Theorem 34.2 (Chernoff bounds) For any random variable \(X\) and any \(t > 0\),

\[ P(X \geq a) \leq \frac{M_X(t)}{e^{ta}}. \]

In particular, we can choose \(t\) to make the upper bound as small as possible:

\[ P(X \geq a) \leq \inf_{t > 0} \frac{M_X(t)}{e^{ta}}. \]

Proof

Since \(t>0\), \(X \geq a\) is equivalent to \(e^{tX} \geq e^{ta}\). By Markov’s inequality, \[ P(X \geq a) = P(e^{tX} \geq e^{ta}) \leq \frac{\text{E}\!\left[ e^{tX} \right]}{e^{ta}} = \frac{M_X(t)}{e^{ta}}. \tag{34.4}\]

Although Chernoff bounds are an immediate consequence of Markov’s inequality, they often give much tighter upper bounds, as the next example shows.

Example 34.8 (Comparing Chernoff bounds with Markov’s inequality) Let \(X\) be a \(\textrm{Poisson}(\mu=5)\) random variable. What can we say about \(P(X \geq 20)\)?

Since \(X\) is non-negative, we can apply Markov’s inequality, which gives a bound of \[ P(X \geq 20) \leq \frac{\text{E}\!\left[ X \right]}{20} = 0.25, \] which is technically true but does not give a correct impression about how small this probability is.

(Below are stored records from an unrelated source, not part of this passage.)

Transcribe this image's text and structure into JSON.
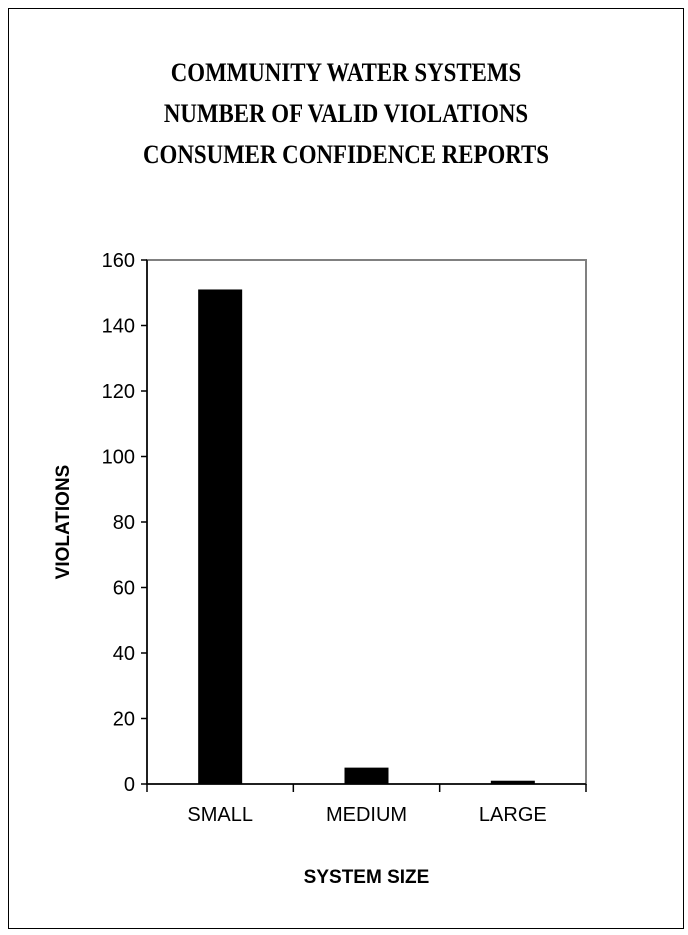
{
  "chart_data": {
    "type": "bar",
    "title_lines": [
      "COMMUNITY WATER SYSTEMS",
      "NUMBER OF VALID VIOLATIONS",
      "CONSUMER CONFIDENCE REPORTS"
    ],
    "categories": [
      "SMALL",
      "MEDIUM",
      "LARGE"
    ],
    "values": [
      151,
      5,
      1
    ],
    "xlabel": "SYSTEM SIZE",
    "ylabel": "VIOLATIONS",
    "ylim": [
      0,
      160
    ],
    "yticks": [
      0,
      20,
      40,
      60,
      80,
      100,
      120,
      140,
      160
    ],
    "grid": false,
    "legend": "none",
    "bar_color": "#000000"
  }
}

On the other hand, the Chernoff bound for the same probability is \[ P(X \geq 20) \leq \inf_{t>0} \frac{M_X(t)}{e^{20t}} = \inf_{t>0} \frac{e^{5(e^t - 1)}}{e^{20t}}, \] where we use the MGF for the Poisson distribution derived in Example 34.1.

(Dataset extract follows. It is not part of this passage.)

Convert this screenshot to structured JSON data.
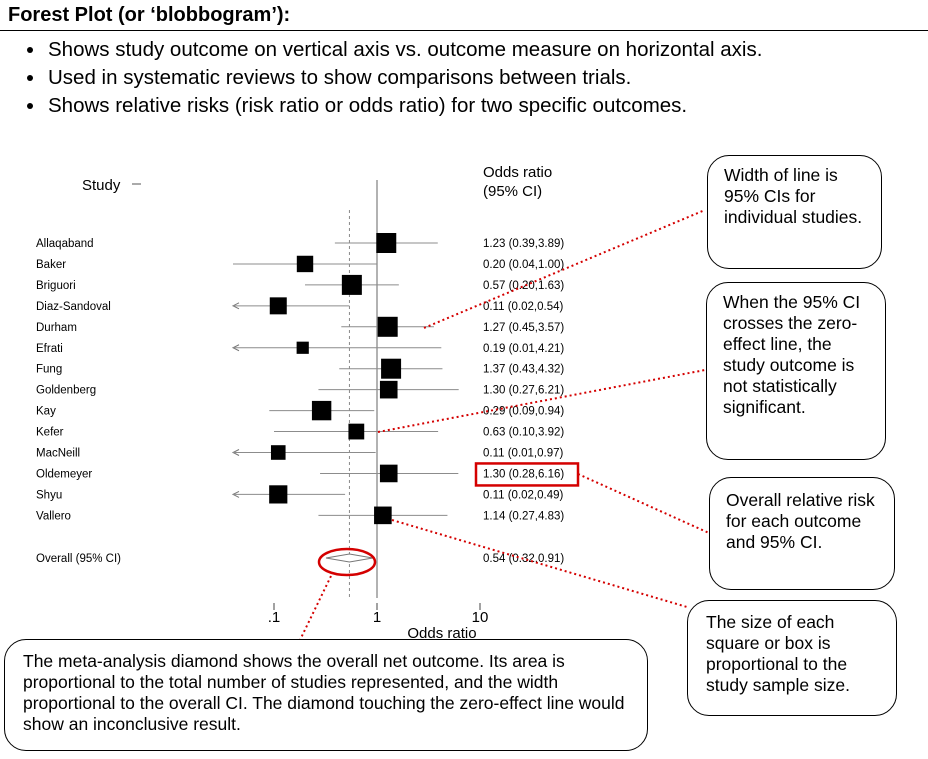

We can minimize this quantity over all \(t > 0\) by setting the derivative equal to \(0\): \[ (5e^t - 20) e^{5(e^t - 1) - 20t} = 0, \] which is minimized when \(t = \ln(4)\). Substituting this back into the Chernoff bound above, we obtain \[ P(X \geq 20) \leq \frac{e^{5(e^{\ln(4)} - 1)}}{e^{20 \ln(4)}} \approx 0.000003. \]

The Chernoff bound correctly captures how improbable it is to observe such a large value of \(X\). (In fact, the actual probability is about \(0.00000008\).)

Intuitively, the Chernoff bound is better because it uses information about all of the moments (through the MGF), whereas Markov’s inequality only uses information about the first moment. Markov’s inequality needs to hold for any distribution with \(\text{E}\!\left[ X \right] = 5\), while the Chernoff bound takes advantage of the fact that \(X\) is specifically Poisson.

34.5 Exercises

Exercise 34.1 (MGF of the Bernoulli and binomial distributions)  

  1. Calculate the MGF of the \(\text{Bernoulli}(p)\) distribution.
  2. Use your answer to (a) and Proposition 34.2 to determine the MGF of the \(\text{Binomial}(n, p)\) distribution with minimal calculation.